The name "Lars Von Trier" fills me with the panic of a thousand electrical fires, but Emily Watson's breakthrough performance in the bleak director's Breaking the Waves is one of the few portrayals I can't really compare to anything else. It is just so... everything, but mostly tragic. As in: Is there anyone who looks back comfortably on this movie? Watson's plight as the naive, God-fearing Bess, whose version of right and wrong is dictated by the fanatical religion that has dominated her life, reaches such depths of painful isolation and humiliation that you almost can't bear to realize that the actress playing her is giving one of the simplest, but most deeply realized portrayals ever. I wouldn't dream of giving away the movie's seriously painstaking plot, but I'll say that Watson gives you all the fabled things you want in an astonishing debut: an utterly convincing lack of artificiality, one-of-a-kind characterization, and sheer devastation.
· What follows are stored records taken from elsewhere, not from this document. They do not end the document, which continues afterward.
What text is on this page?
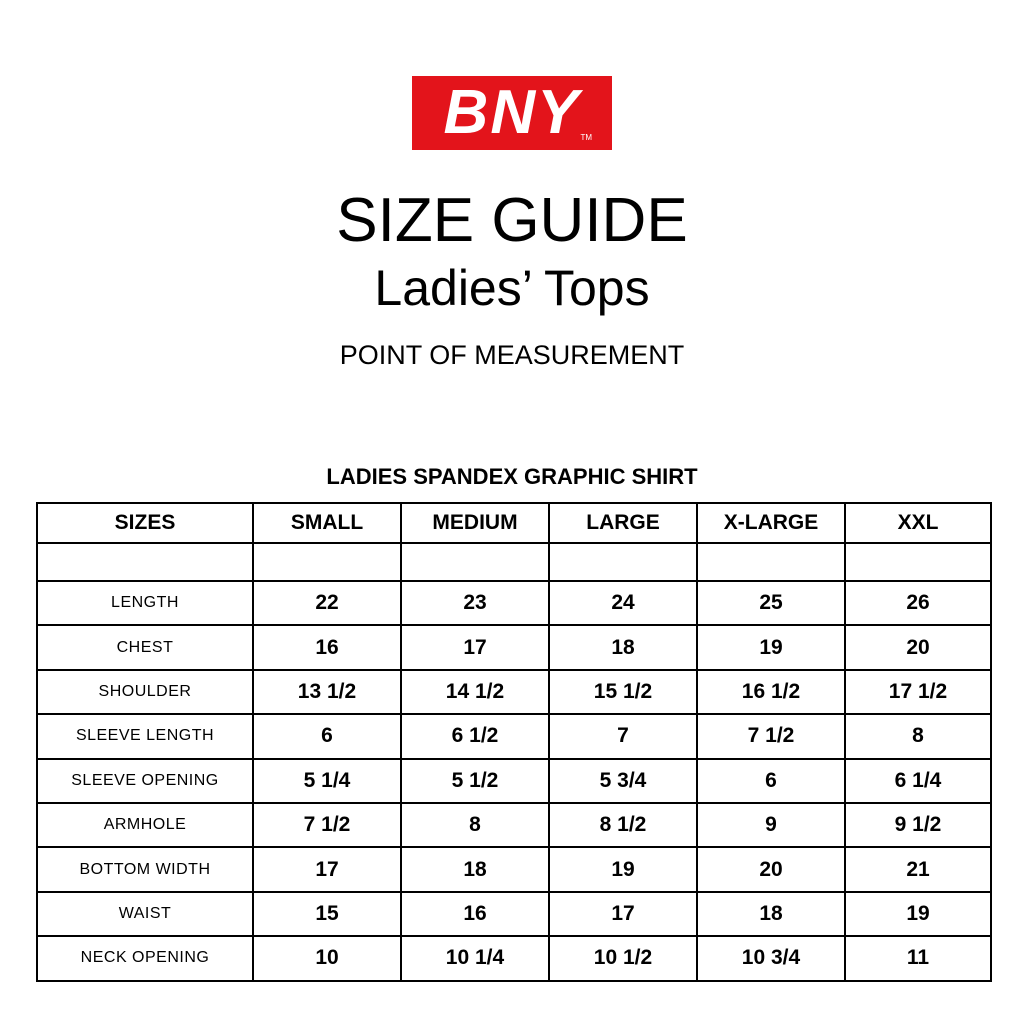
BNY TM
SIZE GUIDE
Ladies’ Tops
POINT OF MEASUREMENT
LADIES SPANDEX GRAPHIC SHIRT
SIZES	SMALL	MEDIUM	LARGE	X-LARGE	XXL

LENGTH	22	23	24	25	26
CHEST	16	17	18	19	20
SHOULDER	13 1/2	14 1/2	15 1/2	16 1/2	17 1/2
SLEEVE LENGTH	6	6 1/2	7	7 1/2	8
SLEEVE OPENING	5 1/4	5 1/2	5 3/4	6	6 1/4
ARMHOLE	7 1/2	8	8 1/2	9	9 1/2
BOTTOM WIDTH	17	18	19	20	21
WAIST	15	16	17	18	19
NECK OPENING	10	10 1/4	10 1/2	10 3/4	11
1. Bette Davis in All About Eve

I'll start with an incendiary point: I love Judy Holliday in Born Yesterday and am perfectly fine with her Oscar win. Hooray and sorry! That said, Bette Davis's unforgettable turn as Margo Channing in All About Eve is a bubbling cistern of resentment, swagger, weariness, and perfect dialogue. It's the quintessential performance from the most watchable actress of all time, and it'd be cruel to pick a greatest scene or moment from such a dynamic character. Among the highlights: Her car chat with Celeste Holm about getting older; her climactic scene at Eve's award ceremony; her famous "Fasten your seatbelts; it's going to be a bumpy night" snap; but my favorite line of Margo dialogue is right when she's in Eve's face, comparing the party's percolating power struggle to a beehive. "We are all busy little bees, full of stings, making honey day and night -- aren't we, honey?" Yes, Davis won two Oscars in her lifetime, but I think we can all agree that Dangerous is a movie that simply doesn't matter. All About Eve is an all-time treat with a cluster of fabulous performances led by Davis; perhaps an Oscar would've been suitable, but I'm somewhat content that she'll forever lead lists like these as a sort-of bleary-eyed Joan of Arc of Oscar rejections.